Promethium was finally discovered in 1945 at the Oak Ridge National Laboratory (ORNL) in Tennessee, USA, by Jacob A. Marinsky, Lawrence E. Glendenin, and Charles D. Coryell as a fission product of uranium. Because they were heavily involved in military research during World War II, their discovery was only published in 1947. The name promethium was chosen in reference to the Greek Titan Prometheus, who brought fire to humanity and thereby angered the gods. This was intended as a warning to mankind, which was then beginning the nuclear arms race. The name was suggested by Grace Mary Coryell, Charles Coryell’s wife. In 1963, ion exchange methods at ORNL were used to obtain about 10 grams of promethium from nuclear reactor fuel waste. That same year, Fritz Weigel was able to produce metallic promethium for the first time by heating promethium(III) fluoride (PmF₃) with lithium in a tantalum crucible.

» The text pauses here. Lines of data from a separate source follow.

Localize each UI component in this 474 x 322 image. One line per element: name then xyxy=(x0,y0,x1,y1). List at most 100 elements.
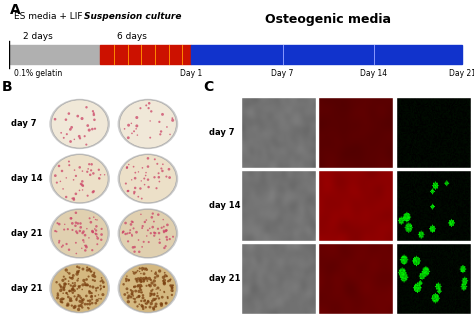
Point xyxy=(143,267,151,272)
Point xyxy=(66,298,74,303)
Bar xyxy=(191,45,462,64)
Point xyxy=(62,117,70,122)
Point xyxy=(142,266,150,271)
Point xyxy=(138,225,146,231)
Point xyxy=(155,175,163,180)
Point xyxy=(130,164,137,169)
Point xyxy=(136,269,144,274)
Point xyxy=(138,165,146,170)
Point xyxy=(89,285,97,290)
Point xyxy=(135,283,142,288)
Point xyxy=(148,291,155,296)
Point xyxy=(61,222,69,227)
Point xyxy=(89,273,97,278)
Point xyxy=(159,217,167,222)
Point xyxy=(98,237,105,242)
Point xyxy=(128,233,136,238)
Point xyxy=(57,288,64,293)
Point xyxy=(144,279,151,284)
Point xyxy=(98,275,105,280)
Point xyxy=(129,269,137,274)
Point xyxy=(53,229,60,234)
Point xyxy=(131,299,139,305)
Point xyxy=(151,231,159,236)
Point xyxy=(160,224,168,229)
Point xyxy=(137,283,144,288)
Point xyxy=(162,273,169,278)
Point xyxy=(141,182,148,187)
Bar xyxy=(319,97,393,168)
Point xyxy=(124,231,131,236)
Point xyxy=(143,103,150,108)
Point xyxy=(132,126,140,131)
Point xyxy=(82,248,89,253)
Point xyxy=(64,303,72,308)
Bar xyxy=(9,45,100,64)
Point xyxy=(85,235,93,241)
Point xyxy=(136,286,144,291)
Text: C: C xyxy=(203,80,214,94)
Point xyxy=(155,171,163,176)
Point xyxy=(149,211,156,216)
Point xyxy=(152,296,160,301)
Point xyxy=(79,298,86,303)
Point xyxy=(80,278,88,283)
Point xyxy=(156,132,164,137)
Point xyxy=(125,188,132,194)
Point xyxy=(63,132,71,137)
Point xyxy=(91,293,99,298)
Point xyxy=(162,244,169,249)
Point xyxy=(84,305,91,310)
Point xyxy=(69,284,77,289)
Point xyxy=(84,123,91,128)
Point xyxy=(143,233,151,239)
Point xyxy=(148,215,155,220)
Point xyxy=(160,230,168,235)
Ellipse shape xyxy=(49,208,110,259)
Point xyxy=(70,197,78,202)
Point xyxy=(74,276,82,281)
Point xyxy=(153,186,160,191)
Point xyxy=(79,282,87,288)
Point xyxy=(70,196,78,201)
Point xyxy=(90,189,98,194)
Point xyxy=(55,163,63,168)
Point xyxy=(51,117,59,122)
Point xyxy=(160,275,167,280)
Point xyxy=(137,279,145,284)
Point xyxy=(57,130,65,135)
Point xyxy=(86,284,94,289)
Bar xyxy=(395,97,471,168)
Point xyxy=(92,300,100,306)
Point xyxy=(75,268,83,273)
Point xyxy=(67,139,74,144)
Text: Day 14: Day 14 xyxy=(360,69,387,78)
Point xyxy=(135,289,143,294)
Bar xyxy=(100,45,191,64)
Point xyxy=(139,304,146,309)
Point xyxy=(159,162,167,167)
Point xyxy=(97,286,105,291)
Point xyxy=(140,271,148,276)
Text: day 21: day 21 xyxy=(209,274,240,283)
Point xyxy=(142,170,150,175)
Point xyxy=(152,304,159,309)
Point xyxy=(55,238,63,243)
Text: 2 days: 2 days xyxy=(23,32,53,41)
Point xyxy=(161,281,168,287)
Point xyxy=(144,299,152,305)
Point xyxy=(55,222,63,227)
Point xyxy=(76,299,84,304)
Point xyxy=(131,185,139,191)
Point xyxy=(128,177,136,182)
Ellipse shape xyxy=(49,154,110,204)
Point xyxy=(67,296,74,301)
Point xyxy=(150,307,157,312)
Point xyxy=(145,106,152,111)
Ellipse shape xyxy=(51,155,108,203)
Point xyxy=(127,228,134,233)
Point xyxy=(154,226,162,231)
Point xyxy=(164,294,172,299)
Point xyxy=(71,137,78,142)
Point xyxy=(63,268,70,273)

In nature, promethium is mostly found as a product of spontaneous uranium fission and from the alpha decay of the europium isotope ¹⁵¹Eu. Trace amounts are present in pitchblende at concentrations of about (4±1)·10⁻¹⁵ grams of ¹⁴⁷Pm per kilogram. The steady-state occurrence of promethium in the earth’s crust is approximately 560 grams from uranium fission and about 12 grams from alpha decay of ¹⁵¹Eu. Promethium has also been detected in the emission spectrum of the star GY Andromedae, and possibly in HD 101065 (Przybylski’s star) and HD 965.

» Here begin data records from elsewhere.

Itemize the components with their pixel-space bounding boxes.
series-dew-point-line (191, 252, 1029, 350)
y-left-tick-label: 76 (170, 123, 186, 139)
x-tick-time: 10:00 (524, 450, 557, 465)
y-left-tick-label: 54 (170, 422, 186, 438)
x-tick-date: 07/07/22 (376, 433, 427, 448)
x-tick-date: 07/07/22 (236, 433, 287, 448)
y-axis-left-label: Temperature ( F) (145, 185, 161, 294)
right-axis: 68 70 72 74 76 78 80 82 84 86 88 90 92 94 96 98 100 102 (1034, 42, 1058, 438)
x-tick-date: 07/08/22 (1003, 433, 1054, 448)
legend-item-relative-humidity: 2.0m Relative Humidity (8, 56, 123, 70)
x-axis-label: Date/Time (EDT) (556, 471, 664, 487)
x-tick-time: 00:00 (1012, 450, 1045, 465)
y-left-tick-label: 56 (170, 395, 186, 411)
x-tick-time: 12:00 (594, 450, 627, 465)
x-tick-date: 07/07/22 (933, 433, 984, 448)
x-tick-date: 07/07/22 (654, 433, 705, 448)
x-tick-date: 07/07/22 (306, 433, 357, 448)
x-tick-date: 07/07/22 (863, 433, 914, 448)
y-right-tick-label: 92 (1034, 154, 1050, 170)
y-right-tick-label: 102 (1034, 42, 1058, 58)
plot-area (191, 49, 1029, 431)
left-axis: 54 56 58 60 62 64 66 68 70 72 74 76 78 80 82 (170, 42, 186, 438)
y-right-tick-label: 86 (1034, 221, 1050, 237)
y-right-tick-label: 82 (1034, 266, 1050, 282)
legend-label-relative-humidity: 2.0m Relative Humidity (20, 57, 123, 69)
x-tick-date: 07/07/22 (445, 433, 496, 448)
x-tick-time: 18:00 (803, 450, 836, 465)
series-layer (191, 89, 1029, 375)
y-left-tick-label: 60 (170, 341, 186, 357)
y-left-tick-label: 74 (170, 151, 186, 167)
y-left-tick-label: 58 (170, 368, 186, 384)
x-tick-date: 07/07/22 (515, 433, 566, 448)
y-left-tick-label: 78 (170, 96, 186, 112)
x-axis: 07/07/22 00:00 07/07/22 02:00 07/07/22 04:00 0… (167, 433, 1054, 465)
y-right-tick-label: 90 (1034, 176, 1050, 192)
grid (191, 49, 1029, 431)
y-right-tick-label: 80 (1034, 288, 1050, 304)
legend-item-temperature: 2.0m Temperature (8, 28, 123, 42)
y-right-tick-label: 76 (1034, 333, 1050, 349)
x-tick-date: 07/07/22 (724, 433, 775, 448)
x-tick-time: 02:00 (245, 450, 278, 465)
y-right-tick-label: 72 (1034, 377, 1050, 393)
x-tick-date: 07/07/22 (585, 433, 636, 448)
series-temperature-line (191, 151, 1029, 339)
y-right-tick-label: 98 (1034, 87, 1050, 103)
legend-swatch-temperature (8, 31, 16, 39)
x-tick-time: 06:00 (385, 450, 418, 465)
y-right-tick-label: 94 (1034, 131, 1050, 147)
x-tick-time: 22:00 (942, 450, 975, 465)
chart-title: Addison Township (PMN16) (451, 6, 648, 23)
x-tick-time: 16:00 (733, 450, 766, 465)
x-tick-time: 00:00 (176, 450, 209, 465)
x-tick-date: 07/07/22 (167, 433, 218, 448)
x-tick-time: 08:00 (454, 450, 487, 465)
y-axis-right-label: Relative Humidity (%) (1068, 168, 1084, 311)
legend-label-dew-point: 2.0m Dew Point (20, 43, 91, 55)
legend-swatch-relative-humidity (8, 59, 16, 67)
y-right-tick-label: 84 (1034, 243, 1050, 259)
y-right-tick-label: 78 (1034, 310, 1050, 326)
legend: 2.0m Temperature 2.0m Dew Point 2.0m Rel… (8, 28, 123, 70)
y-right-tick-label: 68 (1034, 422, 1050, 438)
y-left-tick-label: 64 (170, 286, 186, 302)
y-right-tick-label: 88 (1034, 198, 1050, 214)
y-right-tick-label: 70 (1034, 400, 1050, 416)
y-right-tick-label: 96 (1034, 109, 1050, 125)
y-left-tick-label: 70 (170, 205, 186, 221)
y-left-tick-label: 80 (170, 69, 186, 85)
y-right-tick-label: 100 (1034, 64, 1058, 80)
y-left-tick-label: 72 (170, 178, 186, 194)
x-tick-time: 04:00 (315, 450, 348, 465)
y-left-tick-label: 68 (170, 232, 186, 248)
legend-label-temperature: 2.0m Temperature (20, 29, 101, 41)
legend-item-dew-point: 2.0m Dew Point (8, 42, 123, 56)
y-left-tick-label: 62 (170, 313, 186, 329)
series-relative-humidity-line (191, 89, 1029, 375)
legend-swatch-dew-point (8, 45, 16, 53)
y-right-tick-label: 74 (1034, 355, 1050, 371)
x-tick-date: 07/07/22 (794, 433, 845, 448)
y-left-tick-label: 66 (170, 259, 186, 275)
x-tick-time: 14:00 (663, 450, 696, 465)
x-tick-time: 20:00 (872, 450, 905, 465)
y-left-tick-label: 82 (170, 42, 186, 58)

Since isotope ¹⁴⁷Pm can be artificially produced as a fission product in measurable quantities, its properties can be studied quite well. As a metal, promethium is a typical representative of the lanthanides. The silver-white, relatively soft metal oxidizes fairly quickly in air and reacts slowly with water.

Promethium occurs only in the +3 oxidation state in its compounds ([Xe] 4f⁴). It loses two 6s electrons and one 4f electron. Its solutions are pinkish violet in color. Promethium forms slightly soluble compounds such as fluoride, oxalate, and carbonate. Promethium(III) oxide (Pm₂O₃) exists in three different modifications: a hexagonal A-form (violet-brown), a monoclinic B-form (pink-violet), and a cubic C-form (coral red). Its melting point is 2130 °C (3866 °F). All halides from fluorine to iodine are known in the +3 oxidation state.

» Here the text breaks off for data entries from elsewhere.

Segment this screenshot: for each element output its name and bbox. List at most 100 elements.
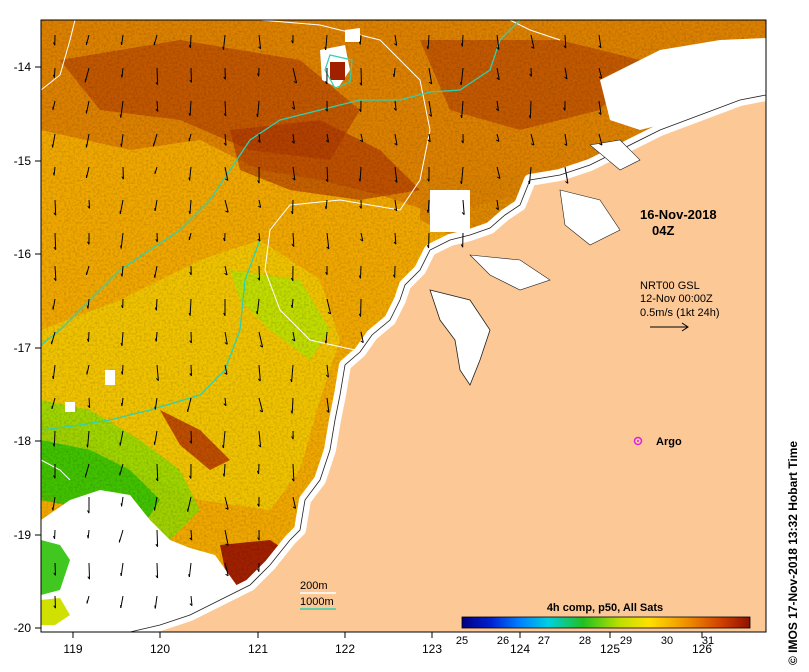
current-arrowhead <box>460 244 464 248</box>
date-label: 16-Nov-2018 <box>640 207 717 222</box>
current-arrowhead <box>426 244 430 249</box>
isobath-200m <box>259 20 431 351</box>
lon-tick-label: 122 <box>335 642 355 656</box>
current-arrow <box>54 265 57 281</box>
current-arrowhead <box>225 210 229 213</box>
current-arrowhead <box>189 340 192 344</box>
current-arrowhead <box>52 74 55 78</box>
lat-tick-label: -20 <box>14 621 32 635</box>
current-arrow <box>292 496 297 509</box>
current-arrowhead <box>358 41 361 45</box>
current-arrow <box>190 430 192 444</box>
current-arrow <box>326 133 329 143</box>
current-arrow <box>121 265 124 277</box>
current-arrow <box>156 364 159 381</box>
current-scale-label: 0.5m/s (1kt 24h) <box>640 307 719 319</box>
current-arrow <box>393 67 396 77</box>
current-arrow <box>54 199 57 216</box>
current-arrow <box>461 34 464 47</box>
argo-float-marker[interactable] <box>633 436 643 446</box>
current-arrowhead <box>359 82 362 86</box>
current-arrowhead <box>428 81 433 85</box>
isobath-200m-label: 200m <box>300 580 328 592</box>
current-arrowhead <box>291 140 295 144</box>
cloud-mask-southwest <box>41 490 270 632</box>
lon-tick-label: 121 <box>248 642 268 656</box>
time-label: 04Z <box>652 223 674 238</box>
cloud-speck-1 <box>105 370 115 385</box>
current-arrowhead <box>427 178 430 182</box>
current-arrow <box>189 166 192 181</box>
current-arrow <box>394 232 397 245</box>
current-arrowhead <box>154 605 156 609</box>
current-arrow <box>428 133 431 142</box>
current-arrowhead <box>426 46 429 50</box>
current-arrowhead <box>327 311 331 315</box>
lon-tick-label: 124 <box>510 642 530 656</box>
colorbar-tick: 26 <box>497 635 509 647</box>
lon-tick-label: 120 <box>150 642 170 656</box>
current-arrowhead <box>87 405 91 409</box>
sst-colorbar: 4h comp, p50, All Sats 25 26 27 28 29 30… <box>456 602 751 647</box>
current-arrowhead <box>291 436 294 440</box>
current-arrowhead <box>257 537 260 541</box>
current-arrowhead <box>225 573 229 577</box>
current-arrowhead <box>121 176 124 180</box>
current-arrow <box>119 430 124 446</box>
current-arrow <box>224 397 227 406</box>
current-arrow <box>360 133 364 142</box>
current-arrow <box>121 67 124 78</box>
current-arrow <box>156 67 159 85</box>
current-arrowhead <box>120 74 123 78</box>
current-arrow <box>462 199 465 215</box>
current-arrowhead <box>461 140 464 144</box>
lon-tick-label: 123 <box>422 642 442 656</box>
current-arrow <box>224 364 228 375</box>
lat-tick-label: -16 <box>14 247 32 261</box>
lime-fragment <box>41 598 70 625</box>
current-arrow <box>88 199 91 209</box>
current-arrow <box>326 397 330 413</box>
current-arrowhead <box>564 76 568 80</box>
current-arrow <box>52 496 56 511</box>
current-arrowhead <box>256 311 258 315</box>
current-arrowhead <box>52 172 55 176</box>
lon-tick-label: 126 <box>692 642 712 656</box>
current-arrow <box>530 133 535 146</box>
current-arrow <box>190 595 193 606</box>
current-arrow <box>53 67 56 78</box>
current-arrow <box>189 199 192 214</box>
current-arrow <box>598 133 603 146</box>
current-arrowhead <box>326 410 330 413</box>
current-arrow <box>292 232 295 247</box>
current-arrow <box>224 265 228 276</box>
current-arrowhead <box>565 181 569 184</box>
current-arrowhead <box>188 44 191 48</box>
current-arrow <box>394 34 398 46</box>
current-arrow <box>154 397 158 410</box>
current-arrow <box>564 133 568 146</box>
current-arrowhead <box>598 112 602 115</box>
current-arrowhead <box>292 338 296 342</box>
current-arrowhead <box>189 475 192 479</box>
imos-credit: © IMOS 17-Nov-2018 13:32 Hobart Time <box>786 441 800 665</box>
current-arrowhead <box>290 379 293 383</box>
current-arrowhead <box>598 45 602 49</box>
current-arrow <box>87 298 90 309</box>
current-arrowhead <box>120 342 123 347</box>
current-arrow <box>224 166 229 181</box>
current-arrowhead <box>564 143 568 146</box>
current-arrowhead <box>392 73 395 78</box>
current-arrow <box>188 562 192 578</box>
current-arrowhead <box>258 46 261 50</box>
current-arrow <box>121 331 124 346</box>
current-arrowhead <box>154 170 156 174</box>
current-arrow <box>292 100 296 110</box>
lat-tick-label: -17 <box>14 341 32 355</box>
current-arrowhead <box>528 180 530 184</box>
current-arrowhead <box>393 241 397 245</box>
current-arrowhead <box>291 243 295 247</box>
current-arrowhead <box>325 108 328 112</box>
current-arrow <box>598 34 602 48</box>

Promethium(III) fluoride (PmF₃) is sparingly soluble in water and is obtained from a nitric acid solution of Pm³⁺ ions by adding hydrofluoric acid; the precipitate is pale pink. The melting point of the anhydrous compound is 1338 °C (2440 °F). When hydrated PmF₃·x H₂O is heated, promethium(III) oxyfluoride (PmOF) forms, which is pink-violet in color.

Promethium(III) chloride (PmCl₃) is violet with a melting point of 655 °C (1211 °F). When PmCl₃ is heated in the presence of water, pale pink promethium(III) oxychloride (PmOCl) forms.

Promethium(III) bromide (PmBr₃) is prepared by heating Pm₂O₃ in a dry hydrogen bromide stream. It is red and melts at 660 °C (1220 °F).

Promethium(III) iodide (PmI₃) cannot be produced from Pm₂O₃ by reaction with hydrogen iodide–hydrogen mixtures; instead, promethium(III) oxyiodide (PmOI) forms. The desired product can be obtained by reacting Pm₂O₃ with molten aluminum iodide (AlI₃) at 500 °C (932 °F). It is red and melts at 695 °C (1283 °F).

Promethium(III) hydroxide (Pm(OH)₃) is obtained by introducing ammonia into a nitric acid solution of Pm³⁺ ions. It is violet-pink in color.

There are no hazard classifications under chemical safety regulations because these only cover chemical hazards, which are negligible compared to the dangers arising from radioactivity. However, such regulations apply only when relevant quantities are involved.

Due to its short-lived isotopes and very limited availability, promethium is used technically only in minute quantities. The isotopes ¹⁴⁶Pm and ¹⁴⁷Pm serve as beta radiation sources in luminous watch dials and in cold light sources for signal devices. Additionally, promethium’s beta radiation is utilized for radiometric thickness gauging and level measurement.

In aerospace applications, small radioisotope batteries containing promethium are employed.